There are two outputs in this project: the CSV file `regression_input.csv`

which keeps all the updates received from Kafka and the CSV file `output_stream.csv`

in which all the successive updates of the sum values are displayed.

As in our previous example, the outputs are tables of changes. Each new message of Kafka triggers a new computation and the new values are output in the CSV files!

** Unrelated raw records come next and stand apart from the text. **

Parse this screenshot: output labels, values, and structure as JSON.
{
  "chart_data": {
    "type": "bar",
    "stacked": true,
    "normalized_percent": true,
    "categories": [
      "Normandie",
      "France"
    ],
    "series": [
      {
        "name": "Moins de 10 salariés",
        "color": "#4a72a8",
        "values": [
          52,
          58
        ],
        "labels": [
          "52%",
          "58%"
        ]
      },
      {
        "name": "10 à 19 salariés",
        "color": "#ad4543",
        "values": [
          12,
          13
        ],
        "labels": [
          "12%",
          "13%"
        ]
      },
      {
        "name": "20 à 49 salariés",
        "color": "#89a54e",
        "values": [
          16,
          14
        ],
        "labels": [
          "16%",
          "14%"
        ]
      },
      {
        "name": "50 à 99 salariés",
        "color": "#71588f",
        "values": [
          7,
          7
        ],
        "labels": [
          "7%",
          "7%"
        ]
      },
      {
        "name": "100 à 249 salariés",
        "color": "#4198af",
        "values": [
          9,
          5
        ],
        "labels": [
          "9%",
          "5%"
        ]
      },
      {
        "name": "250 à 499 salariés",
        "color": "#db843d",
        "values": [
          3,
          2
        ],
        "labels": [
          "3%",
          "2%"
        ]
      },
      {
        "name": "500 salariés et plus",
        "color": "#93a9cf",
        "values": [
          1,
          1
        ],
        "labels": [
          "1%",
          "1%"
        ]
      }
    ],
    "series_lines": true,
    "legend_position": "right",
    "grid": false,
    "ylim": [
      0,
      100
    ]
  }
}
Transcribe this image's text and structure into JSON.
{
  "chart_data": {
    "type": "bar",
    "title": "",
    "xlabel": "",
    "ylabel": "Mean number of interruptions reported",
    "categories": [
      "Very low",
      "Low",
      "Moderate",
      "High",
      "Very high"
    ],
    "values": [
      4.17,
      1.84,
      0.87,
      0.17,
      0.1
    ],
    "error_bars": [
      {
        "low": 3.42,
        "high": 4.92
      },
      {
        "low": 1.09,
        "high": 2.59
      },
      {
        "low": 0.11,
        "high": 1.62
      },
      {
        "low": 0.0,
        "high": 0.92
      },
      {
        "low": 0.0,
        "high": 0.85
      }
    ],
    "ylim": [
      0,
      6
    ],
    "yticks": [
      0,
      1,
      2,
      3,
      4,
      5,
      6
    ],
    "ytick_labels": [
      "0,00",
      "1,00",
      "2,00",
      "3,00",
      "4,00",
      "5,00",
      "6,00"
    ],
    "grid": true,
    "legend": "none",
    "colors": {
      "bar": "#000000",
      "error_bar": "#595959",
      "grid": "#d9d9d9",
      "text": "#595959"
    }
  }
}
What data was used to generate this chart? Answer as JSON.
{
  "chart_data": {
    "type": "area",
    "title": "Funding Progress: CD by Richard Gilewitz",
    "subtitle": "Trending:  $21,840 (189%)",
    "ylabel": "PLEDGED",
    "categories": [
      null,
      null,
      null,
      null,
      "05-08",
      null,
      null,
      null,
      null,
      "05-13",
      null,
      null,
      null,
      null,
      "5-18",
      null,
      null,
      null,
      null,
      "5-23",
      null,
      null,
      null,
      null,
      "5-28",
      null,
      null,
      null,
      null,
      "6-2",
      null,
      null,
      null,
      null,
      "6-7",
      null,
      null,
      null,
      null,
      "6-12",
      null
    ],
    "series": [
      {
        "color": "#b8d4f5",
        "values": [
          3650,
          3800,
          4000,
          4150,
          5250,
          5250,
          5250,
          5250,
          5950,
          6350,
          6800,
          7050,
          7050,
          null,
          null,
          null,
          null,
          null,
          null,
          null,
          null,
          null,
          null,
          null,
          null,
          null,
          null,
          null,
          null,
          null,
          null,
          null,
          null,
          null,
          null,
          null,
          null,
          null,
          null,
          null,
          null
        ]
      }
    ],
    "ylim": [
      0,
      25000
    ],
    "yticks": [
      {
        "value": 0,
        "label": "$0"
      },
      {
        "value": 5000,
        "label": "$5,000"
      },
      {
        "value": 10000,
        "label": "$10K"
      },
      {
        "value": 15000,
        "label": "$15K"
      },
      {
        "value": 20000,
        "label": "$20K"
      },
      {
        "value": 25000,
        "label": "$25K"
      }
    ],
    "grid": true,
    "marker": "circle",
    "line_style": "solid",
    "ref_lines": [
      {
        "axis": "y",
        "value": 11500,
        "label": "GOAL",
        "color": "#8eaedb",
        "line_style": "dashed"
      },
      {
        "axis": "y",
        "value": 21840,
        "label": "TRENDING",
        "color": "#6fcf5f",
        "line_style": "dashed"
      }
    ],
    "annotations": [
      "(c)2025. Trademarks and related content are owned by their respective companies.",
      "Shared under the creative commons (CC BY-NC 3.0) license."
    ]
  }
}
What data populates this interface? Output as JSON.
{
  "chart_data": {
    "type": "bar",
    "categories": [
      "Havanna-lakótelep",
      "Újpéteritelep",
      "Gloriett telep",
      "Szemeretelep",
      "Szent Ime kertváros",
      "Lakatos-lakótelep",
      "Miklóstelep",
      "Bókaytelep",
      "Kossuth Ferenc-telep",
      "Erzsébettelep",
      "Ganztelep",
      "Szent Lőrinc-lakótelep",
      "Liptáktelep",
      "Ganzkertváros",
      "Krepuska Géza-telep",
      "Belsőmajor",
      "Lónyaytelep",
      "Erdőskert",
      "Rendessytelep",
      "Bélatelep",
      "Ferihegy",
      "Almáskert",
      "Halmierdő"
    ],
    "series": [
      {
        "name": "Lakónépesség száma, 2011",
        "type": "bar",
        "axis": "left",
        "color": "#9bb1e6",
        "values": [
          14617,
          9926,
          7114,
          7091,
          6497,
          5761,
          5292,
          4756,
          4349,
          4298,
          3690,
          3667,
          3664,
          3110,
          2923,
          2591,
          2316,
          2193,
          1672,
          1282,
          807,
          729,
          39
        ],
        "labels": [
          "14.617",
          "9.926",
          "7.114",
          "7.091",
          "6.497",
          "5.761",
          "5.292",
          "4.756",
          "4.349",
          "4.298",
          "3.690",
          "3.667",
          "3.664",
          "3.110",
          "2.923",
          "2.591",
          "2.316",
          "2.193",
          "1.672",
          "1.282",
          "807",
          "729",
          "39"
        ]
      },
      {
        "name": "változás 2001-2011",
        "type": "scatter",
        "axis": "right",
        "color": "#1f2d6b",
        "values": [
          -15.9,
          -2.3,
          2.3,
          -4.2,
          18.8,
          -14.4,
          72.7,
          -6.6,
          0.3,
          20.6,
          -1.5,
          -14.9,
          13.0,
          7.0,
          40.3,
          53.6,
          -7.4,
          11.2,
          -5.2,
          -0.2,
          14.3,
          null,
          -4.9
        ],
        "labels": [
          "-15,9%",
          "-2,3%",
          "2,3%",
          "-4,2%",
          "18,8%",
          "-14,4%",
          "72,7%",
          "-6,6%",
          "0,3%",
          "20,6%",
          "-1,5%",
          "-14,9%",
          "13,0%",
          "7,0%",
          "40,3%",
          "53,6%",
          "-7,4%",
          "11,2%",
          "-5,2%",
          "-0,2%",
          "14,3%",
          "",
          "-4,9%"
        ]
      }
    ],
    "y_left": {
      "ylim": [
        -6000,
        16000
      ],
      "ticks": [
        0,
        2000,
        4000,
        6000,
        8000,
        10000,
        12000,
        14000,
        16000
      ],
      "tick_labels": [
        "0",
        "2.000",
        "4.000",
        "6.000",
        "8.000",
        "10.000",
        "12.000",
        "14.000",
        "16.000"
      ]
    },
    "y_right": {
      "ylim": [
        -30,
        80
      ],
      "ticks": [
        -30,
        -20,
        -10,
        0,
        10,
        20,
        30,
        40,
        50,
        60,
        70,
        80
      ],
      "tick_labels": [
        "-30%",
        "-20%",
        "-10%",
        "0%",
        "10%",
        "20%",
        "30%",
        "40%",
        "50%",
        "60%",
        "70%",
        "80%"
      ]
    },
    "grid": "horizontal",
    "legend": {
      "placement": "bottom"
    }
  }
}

First, we can check that the generated values are correct:

```
x,y,time,diff
"0","0.06888437030500963",0,1
"1","1.0515908805880605",1,1
"2","1.984114316166169",2,1
"3","2.9517833500585926",3,1
"4","4.002254944273722",4,1
"5","4.980986827490083",5,1
"6","6.056759717806955",6,1
"7","6.9606625452157855",7,1
"8","7.995319390830471",8,1
"9","9.016676407891007",9,1
```

We obtain ten values which are sampled around the $y=x$ line. Let's check the regression we obtain:

```
a,b,time,diff
0,0,0,1
0,0,1,-1
0.06888437030500971,0.9827065102830508,1,1
0.06888437030500971,0.9827065102830508,2,-1
0.07724821608916699,0.9576149729305795,2,1
0.0769101730536299,0.9581220374838857,3,1
0.07724821608916699,0.9576149729305795,3,-1
0.05833884879671927,0.9766933617407955,4,1
0.0769101730536299,0.9581220374838857,4,-1
0.05087576879874134,0.9822906717392795,5,1
0.05833884879671927,0.9766933617407955,5,-1
0.03085078333935821,0.9943056630149089,6,1
0.05087576879874134,0.9822906717392795,6,-1
0.03085078333935821,0.9943056630149089,7,-1
0.03590542987734715,0.9917783397459139,7,1
0.03198741430177742,0.9934574892783012,8,1
0.03590542987734715,0.9917783397459139,8,-1
0.025649728471303895,0.9958341214647295,9,1
0.03198741430177742,0.9934574892783012,9,-1
```

We obtain close value to what we expect ($a=0$ and $b=1$). You can play the values (number of samples, error, linear function to approximate etc.) to see how the algorithm reacts.

Congrats, you are now able to use Pathway with Kafka and do some non-trivial computation!

Why not try to do some more advanced computation such as linear regression with several explanatory variables? Or you may want to do some classification?